Macro data that drives lodging performance should include U.S. census data and U.S. Bureau of Economic Analysis statistical data published on a quarterly basis including national GDP, Corporate Profits, Business Investment, Gross Savings Rates, and Net Foreign Direct Investment. Additionally, property specific surrounding market/submarket statical inputs should include, among other factors, Sector Economic Output, Retail Sales, Household Income Levels, and Housing Construction Starts.
These are the factors that Lodging Analytics Research & Consulting (LARC) leverages in developing its outlook for the U.S. Lodging industry. For 2025, LARC expects U.S. RevPAR to increase by 2.7% to $102.29, driven by ADR growth of 2.7% to $162.85 while occupancy remains at 62.8%. Furthermore, LARC forecasts U.S. Hotel EBITDA to increase 1.1%, with slight margin erosion, and Hotel Values to increase 3% during 2025. Over the next five years, LARC expects Hotel Values to increase by a total of 12%.
December 2024 U.S. Hotel Industry Forecast Summary
2025 Growth | 2023-2026 CAGR | 2023-2028 CAGR | ||
Supply | 0.9% | 0.8% | 0.8% | |
Demand | 1.0% | 0.8% | 1.0% | |
Occupancy | 0.0% | 0.0% | 0.2% | |
ADR | 2.7% | 2.1% | 2.1% | |
RevPAR | 2.7% | 2.1% | 2.3% | |
Hotel EBITDA | 1.1% | -0.1% | 0.8% | |
Hotel Values | 3% | 3% | 2% |
Source: Lodging Analytics Research & Consulting
The below table illustrates a summary of LARC’s current U.S. Hotel Industry Outlook in contrast to last quarter’s outlook. The 2025 outlook is minimally altered from a quarter ago. The most significant change is improving confidence in leisure demand having bottomed out and growth to resume in 2025, which translates into higher occupancy levels but modestly lower ADR growth.

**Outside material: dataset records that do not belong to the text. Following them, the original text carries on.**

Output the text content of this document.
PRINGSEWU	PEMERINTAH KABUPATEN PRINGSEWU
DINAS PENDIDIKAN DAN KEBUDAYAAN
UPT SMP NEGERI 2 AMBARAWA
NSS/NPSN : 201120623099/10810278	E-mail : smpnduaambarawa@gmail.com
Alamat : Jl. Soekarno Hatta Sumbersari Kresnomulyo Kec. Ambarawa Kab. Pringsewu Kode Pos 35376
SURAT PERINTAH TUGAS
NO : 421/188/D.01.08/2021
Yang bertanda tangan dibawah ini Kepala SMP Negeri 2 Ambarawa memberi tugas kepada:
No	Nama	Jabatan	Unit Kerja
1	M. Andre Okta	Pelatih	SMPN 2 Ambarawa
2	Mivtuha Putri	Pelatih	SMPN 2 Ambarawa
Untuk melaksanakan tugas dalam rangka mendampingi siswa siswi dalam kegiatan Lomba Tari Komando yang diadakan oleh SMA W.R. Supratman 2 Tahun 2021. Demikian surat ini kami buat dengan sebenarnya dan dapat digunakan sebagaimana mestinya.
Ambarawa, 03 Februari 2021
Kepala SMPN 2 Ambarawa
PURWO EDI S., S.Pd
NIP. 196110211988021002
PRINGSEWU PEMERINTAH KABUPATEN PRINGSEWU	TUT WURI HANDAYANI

2025 U.S. Hotel Industry Forecast: December 2024 Edition vs. September 2024 Edition
12/2024 Update | 9/2024 Update | Outlook Change | |||
YoY Growth | YoY Growth | ||||
Supply | 0.9% | 1.2% | -0.3% | ||
Demand | 1.0% | 0.6% | 0.3% | ||
Occupancy | 0.0% | -0.6% | 0.6% | ||
ADR | 2.7% | 3.1% | -0.4% | ||
RevPAR | 2.7% | 2.5% | 0.3% | ||
Hotel EBITDA | 1.1% | 1.2% | -0.1% | ||
Hotel Values | 2.7% | 2.4% | 0.3% |
Source: Lodging Analytics Research & Consulting
LARC’s U.S. RevPAR model has an R-squared of 98.7% within a standard error of 2.7%, back-tested to 2000.

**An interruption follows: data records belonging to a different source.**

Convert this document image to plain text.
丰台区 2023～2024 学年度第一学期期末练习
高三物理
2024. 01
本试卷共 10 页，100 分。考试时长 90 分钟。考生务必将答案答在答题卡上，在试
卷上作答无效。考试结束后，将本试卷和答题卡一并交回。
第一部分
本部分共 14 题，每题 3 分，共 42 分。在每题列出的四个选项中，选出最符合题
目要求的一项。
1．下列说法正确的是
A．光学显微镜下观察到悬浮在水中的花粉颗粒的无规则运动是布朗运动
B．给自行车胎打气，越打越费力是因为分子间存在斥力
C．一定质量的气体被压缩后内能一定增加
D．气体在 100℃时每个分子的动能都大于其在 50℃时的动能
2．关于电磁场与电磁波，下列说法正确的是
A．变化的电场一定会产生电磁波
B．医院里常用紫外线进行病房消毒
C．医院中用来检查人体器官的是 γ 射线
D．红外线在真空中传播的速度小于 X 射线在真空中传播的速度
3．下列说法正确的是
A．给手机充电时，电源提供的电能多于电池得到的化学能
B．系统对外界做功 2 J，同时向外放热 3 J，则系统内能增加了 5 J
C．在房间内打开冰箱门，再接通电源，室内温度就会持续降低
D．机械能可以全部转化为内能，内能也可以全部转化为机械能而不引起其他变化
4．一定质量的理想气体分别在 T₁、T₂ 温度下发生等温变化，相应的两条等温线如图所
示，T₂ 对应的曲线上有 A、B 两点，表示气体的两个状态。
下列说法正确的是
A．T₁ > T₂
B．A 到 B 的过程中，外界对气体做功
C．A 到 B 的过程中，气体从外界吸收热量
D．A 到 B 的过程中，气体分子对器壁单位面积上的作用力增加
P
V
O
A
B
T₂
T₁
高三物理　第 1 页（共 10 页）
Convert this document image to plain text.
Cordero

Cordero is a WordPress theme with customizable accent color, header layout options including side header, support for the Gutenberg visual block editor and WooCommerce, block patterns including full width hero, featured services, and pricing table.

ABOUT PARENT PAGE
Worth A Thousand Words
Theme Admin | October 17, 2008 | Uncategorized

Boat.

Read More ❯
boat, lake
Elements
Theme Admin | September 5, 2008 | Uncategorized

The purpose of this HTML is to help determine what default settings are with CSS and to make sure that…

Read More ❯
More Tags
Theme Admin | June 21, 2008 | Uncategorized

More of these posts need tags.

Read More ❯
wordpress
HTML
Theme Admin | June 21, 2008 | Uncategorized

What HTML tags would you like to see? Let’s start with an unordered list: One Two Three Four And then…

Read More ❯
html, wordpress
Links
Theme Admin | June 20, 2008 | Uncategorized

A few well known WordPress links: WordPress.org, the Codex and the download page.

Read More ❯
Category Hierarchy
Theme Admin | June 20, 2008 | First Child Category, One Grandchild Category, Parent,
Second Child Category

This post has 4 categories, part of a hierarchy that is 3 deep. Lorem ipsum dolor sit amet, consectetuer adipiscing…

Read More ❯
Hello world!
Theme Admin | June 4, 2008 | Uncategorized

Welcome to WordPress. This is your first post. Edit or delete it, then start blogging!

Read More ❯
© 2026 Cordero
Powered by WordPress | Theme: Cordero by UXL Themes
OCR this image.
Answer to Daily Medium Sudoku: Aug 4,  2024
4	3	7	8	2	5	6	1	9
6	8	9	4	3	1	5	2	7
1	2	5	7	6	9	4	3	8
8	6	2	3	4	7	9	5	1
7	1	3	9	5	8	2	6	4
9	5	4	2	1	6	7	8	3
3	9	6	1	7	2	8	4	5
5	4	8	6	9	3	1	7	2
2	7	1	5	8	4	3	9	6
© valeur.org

It is important to note that all markets within the U.S. will not align with national averages. Since demand drivers across different trade areas are not the same, forecast model drivers need to be tailored to specific market fundamentals. For example, New Orleans is a market heavily skewed to convention and leisure demand, with limited corporate transient demand. Therefore, the macro-economic factors LARC utilizes for New Orleans forecast include variables such as retail sales, unemployment rate, convention center pacing and special events.

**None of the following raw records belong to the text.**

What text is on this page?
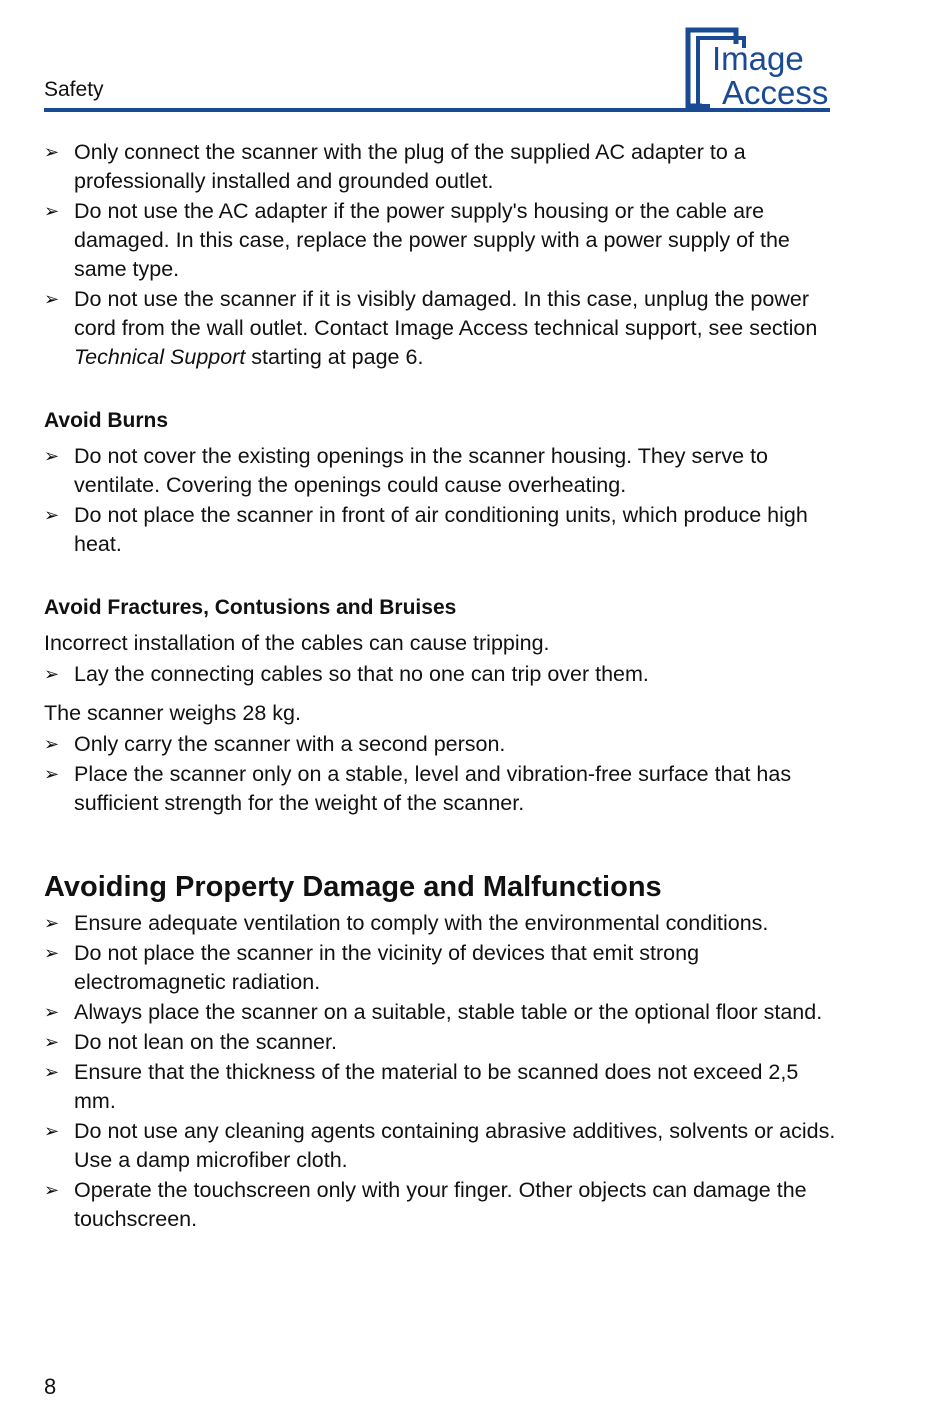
Safety
Image
Access
➢ Only connect the scanner with the plug of the supplied AC adapter to a professionally installed and grounded outlet.
➢ Do not use the AC adapter if the power supply's housing or the cable are damaged. In this case, replace the power supply with a power supply of the same type.
➢ Do not use the scanner if it is visibly damaged. In this case, unplug the power cord from the wall outlet. Contact Image Access technical support, see section Technical Support starting at page 6.

Avoid Burns

➢ Do not cover the existing openings in the scanner housing. They serve to ventilate. Covering the openings could cause overheating.
➢ Do not place the scanner in front of air conditioning units, which produce high heat.

Avoid Fractures, Contusions and Bruises

Incorrect installation of the cables can cause tripping.

➢ Lay the connecting cables so that no one can trip over them.

The scanner weighs 28 kg.

➢ Only carry the scanner with a second person.
➢ Place the scanner only on a stable, level and vibration-free surface that has sufficient strength for the weight of the scanner.

Avoiding Property Damage and Malfunctions

➢ Ensure adequate ventilation to comply with the environmental conditions.
➢ Do not place the scanner in the vicinity of devices that emit strong electromagnetic radiation.
➢ Always place the scanner on a suitable, stable table or the optional floor stand.
➢ Do not lean on the scanner.
➢ Ensure that the thickness of the material to be scanned does not exceed 2,5 mm.
➢ Do not use any cleaning agents containing abrasive additives, solvents or acids. Use a damp microfiber cloth.
➢ Operate the touchscreen only with your finger. Other objects can damage the touchscreen.
8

Alternatively, Boston benefits from significant corporate demand and inbound international visitation which results in the following relevant variables Boston Real Gross metropolitan product and office employment, as well as U.S. foreign exchange rates.
Ultimately, predictive analytics enhances business strategy by transforming complex data into actionable insights, but its effectiveness depends on reliable data, sound methodology and industry-specific considerations. As businesses continue to embrace Big Data, leveraging advanced analytics will remain essential for optimizing operations and driving growth.